Шарецкий вновь кивнул и застонал.
— Вот, что я еще вспомнил, — заговорил он из последних сил. — Мэр хотел к вам направить убийцу, но, видимо, не успел это сделать — умер, гнида!
— А я-то что ему плохого сделал? — удивился Магамединов.
— Беленький жаловался ему на вас, что вы его много загружаете работай, не даете свободы его действиям.
Магамединов с состраданием посмотрел на Шарецкого, обхватил голову руками.
— Что же вы, мужики, натворили?
В коридор подвала из морга выскочили две «зместрелы». Это были те самые две твари, что когда-то плавали в ванночке с формалином, правда, они подросли и изменились внешне. Теперь они были больше похожи на белок, а не на ужей. Крылья у них отвалились. Но зато остались шесть пар лап, которые могли полностью прятаться в тело, при этом животное легко трансформировалось в змею с головой, похожей на наконечник стрелы.

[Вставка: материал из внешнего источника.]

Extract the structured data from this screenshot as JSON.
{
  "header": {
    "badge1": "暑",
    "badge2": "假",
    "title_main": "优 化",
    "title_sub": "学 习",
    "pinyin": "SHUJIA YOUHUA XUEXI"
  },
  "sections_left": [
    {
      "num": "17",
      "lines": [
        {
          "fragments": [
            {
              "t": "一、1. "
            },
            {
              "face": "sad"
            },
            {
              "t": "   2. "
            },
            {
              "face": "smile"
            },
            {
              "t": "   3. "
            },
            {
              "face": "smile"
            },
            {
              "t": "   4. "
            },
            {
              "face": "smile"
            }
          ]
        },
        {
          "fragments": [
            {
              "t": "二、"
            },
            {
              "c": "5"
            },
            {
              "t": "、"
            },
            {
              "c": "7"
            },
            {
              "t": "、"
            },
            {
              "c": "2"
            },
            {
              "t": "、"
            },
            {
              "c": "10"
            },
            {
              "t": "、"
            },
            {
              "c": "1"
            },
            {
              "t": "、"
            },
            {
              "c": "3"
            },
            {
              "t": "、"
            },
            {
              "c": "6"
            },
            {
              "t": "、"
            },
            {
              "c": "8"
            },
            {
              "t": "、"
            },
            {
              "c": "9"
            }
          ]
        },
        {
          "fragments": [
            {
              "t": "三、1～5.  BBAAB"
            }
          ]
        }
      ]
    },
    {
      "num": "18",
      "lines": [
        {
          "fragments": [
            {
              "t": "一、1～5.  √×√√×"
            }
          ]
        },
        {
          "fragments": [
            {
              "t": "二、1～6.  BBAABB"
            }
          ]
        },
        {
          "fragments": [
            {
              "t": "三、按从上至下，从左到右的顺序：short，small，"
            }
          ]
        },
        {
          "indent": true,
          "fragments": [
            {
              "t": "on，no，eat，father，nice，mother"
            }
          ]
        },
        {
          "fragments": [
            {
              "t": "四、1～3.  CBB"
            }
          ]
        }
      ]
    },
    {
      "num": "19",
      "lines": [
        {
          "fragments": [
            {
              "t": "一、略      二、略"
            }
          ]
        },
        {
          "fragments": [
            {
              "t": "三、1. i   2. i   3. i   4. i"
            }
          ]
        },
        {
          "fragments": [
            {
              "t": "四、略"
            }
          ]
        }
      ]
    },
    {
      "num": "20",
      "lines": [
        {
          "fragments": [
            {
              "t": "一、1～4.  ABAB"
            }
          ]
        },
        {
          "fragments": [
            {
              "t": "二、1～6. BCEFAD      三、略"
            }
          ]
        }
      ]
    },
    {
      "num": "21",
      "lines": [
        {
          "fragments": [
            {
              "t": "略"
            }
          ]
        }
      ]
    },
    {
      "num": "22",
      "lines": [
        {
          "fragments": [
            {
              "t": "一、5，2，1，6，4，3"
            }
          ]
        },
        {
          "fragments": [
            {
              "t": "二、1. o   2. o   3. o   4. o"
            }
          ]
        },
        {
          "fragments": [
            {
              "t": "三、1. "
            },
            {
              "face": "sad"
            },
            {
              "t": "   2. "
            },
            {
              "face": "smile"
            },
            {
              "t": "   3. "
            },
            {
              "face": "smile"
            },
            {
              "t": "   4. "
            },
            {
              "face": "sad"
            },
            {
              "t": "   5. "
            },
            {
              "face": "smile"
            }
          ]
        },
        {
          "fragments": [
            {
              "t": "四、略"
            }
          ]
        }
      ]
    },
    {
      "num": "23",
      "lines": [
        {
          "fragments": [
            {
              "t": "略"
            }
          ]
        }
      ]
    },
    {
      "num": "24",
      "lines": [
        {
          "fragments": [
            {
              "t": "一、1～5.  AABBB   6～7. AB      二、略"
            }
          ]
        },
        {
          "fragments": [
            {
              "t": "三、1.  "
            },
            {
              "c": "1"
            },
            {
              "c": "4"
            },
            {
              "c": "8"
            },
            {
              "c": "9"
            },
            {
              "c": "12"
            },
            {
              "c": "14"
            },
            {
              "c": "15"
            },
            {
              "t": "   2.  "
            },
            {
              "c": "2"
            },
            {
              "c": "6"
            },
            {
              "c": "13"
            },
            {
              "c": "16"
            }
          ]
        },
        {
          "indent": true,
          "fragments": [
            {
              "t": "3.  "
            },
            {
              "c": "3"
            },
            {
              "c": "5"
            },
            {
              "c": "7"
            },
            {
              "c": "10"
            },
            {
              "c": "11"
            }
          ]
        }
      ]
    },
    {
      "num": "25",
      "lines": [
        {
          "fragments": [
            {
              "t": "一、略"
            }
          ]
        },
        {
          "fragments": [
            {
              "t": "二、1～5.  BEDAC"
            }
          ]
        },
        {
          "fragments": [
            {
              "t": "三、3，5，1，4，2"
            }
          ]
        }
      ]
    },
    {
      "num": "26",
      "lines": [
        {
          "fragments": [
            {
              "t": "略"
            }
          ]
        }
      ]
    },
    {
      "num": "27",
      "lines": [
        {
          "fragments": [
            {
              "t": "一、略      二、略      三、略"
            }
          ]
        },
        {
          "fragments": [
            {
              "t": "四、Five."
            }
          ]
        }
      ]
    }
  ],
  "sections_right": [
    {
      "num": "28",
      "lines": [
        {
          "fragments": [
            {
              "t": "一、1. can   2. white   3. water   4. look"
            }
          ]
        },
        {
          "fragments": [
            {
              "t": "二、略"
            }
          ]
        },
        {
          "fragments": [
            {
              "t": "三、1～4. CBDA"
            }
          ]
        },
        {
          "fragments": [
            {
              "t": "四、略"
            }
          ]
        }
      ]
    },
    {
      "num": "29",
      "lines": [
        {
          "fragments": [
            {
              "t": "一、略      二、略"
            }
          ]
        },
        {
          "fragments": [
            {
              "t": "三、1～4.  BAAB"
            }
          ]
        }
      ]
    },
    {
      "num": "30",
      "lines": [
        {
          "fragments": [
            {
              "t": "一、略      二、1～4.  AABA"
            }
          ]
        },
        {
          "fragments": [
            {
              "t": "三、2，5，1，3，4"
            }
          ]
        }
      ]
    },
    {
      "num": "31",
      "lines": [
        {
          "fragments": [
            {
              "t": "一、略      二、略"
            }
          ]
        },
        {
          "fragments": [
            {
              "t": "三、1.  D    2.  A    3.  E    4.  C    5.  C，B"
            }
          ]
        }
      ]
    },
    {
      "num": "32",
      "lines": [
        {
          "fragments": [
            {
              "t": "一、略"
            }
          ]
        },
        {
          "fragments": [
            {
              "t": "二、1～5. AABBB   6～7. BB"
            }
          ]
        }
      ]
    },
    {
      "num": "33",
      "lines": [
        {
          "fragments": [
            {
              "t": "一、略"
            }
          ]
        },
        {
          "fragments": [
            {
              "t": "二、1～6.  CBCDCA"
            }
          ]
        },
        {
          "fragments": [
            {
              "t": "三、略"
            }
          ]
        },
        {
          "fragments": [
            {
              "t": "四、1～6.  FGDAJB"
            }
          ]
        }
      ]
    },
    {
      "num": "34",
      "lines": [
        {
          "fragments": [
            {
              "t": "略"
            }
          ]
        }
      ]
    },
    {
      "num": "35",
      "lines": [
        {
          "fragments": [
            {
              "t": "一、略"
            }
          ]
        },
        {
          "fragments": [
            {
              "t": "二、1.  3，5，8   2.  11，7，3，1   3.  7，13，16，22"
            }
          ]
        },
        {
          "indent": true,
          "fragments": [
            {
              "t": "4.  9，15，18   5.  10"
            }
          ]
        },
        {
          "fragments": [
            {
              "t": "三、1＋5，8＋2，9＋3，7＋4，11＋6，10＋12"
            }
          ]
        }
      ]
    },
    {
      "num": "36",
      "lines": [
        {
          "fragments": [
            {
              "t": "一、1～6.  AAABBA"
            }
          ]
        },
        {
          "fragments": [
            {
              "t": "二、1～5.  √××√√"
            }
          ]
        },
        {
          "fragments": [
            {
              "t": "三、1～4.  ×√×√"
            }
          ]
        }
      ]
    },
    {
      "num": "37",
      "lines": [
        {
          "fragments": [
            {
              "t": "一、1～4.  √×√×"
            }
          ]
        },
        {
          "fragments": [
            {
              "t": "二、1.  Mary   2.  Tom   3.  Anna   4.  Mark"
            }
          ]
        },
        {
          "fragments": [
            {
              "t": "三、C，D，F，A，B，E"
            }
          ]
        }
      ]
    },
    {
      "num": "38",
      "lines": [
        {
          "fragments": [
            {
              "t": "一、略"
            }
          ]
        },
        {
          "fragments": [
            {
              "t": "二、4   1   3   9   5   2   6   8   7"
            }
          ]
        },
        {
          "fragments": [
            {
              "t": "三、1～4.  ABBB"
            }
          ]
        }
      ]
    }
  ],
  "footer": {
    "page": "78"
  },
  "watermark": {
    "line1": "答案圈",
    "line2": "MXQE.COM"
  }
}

Двигались «зместрелы» завораживающе, синхронно: то обе влево, то обе вправо, то обе крутились на одном месте, словно что-то выискивали. Затем они и вовсе остановились возле батареи и стали заглядывать под нее. Из их голов вылезли антеннки. «Зместрелы» открыли маленькие ротики, обнажили острые зубки и неприятно запищали.
Где-то за батареей раздался шум крысиной возни. Крысы истерически завизжали, будто кто-то их садистки мучил. Через несколько секунд возня и визг прекратился, и из-под батареи потекла темная кровь.
«Зместрелы» продолжили свое движение, они бросились к лестнице и стали подниматься на первый этаж, прыгая с одной ступеньки на другую.
В вестибюле первого этажа скопилось много людей. Многие сидели на скамейках и стульях, часть расположилась на куртках, расстеленных на полу. Несколько человек ходили возле окон.
Двое мужчин — Игоревич и Артемович — стояли недалеко от лестницы и курили.
— Прожил столько лет и беды не знал, — пожаловался Игоревич. — Ни в какой войне не участвовал. А тут на тебе, на старости лет — такой сюрприз!
— А я тебе так скажу. Это все проделки японцев, — заявил Артемович.
Игоревич с удивлением посмотрел на Артемовича.
— Почему именно японцев? — спросил он.
— Никто другой до такого не додумался бы, а эти могут, — стал объяснять Артемович. — Я когда-то, молодым еще, слышал где-то, что у них громаднейшие лаборатории занимаются управлением погодой. Хотят снег вызовут, хотят — жару нестерпимую.
— Брехня все это, — недоверчиво произнес Игоревич.
В этот момент две «зместрелы» выскочили в вестибюль и бросились под ближайшую скамейку, на которой сидели две пожилые женщины.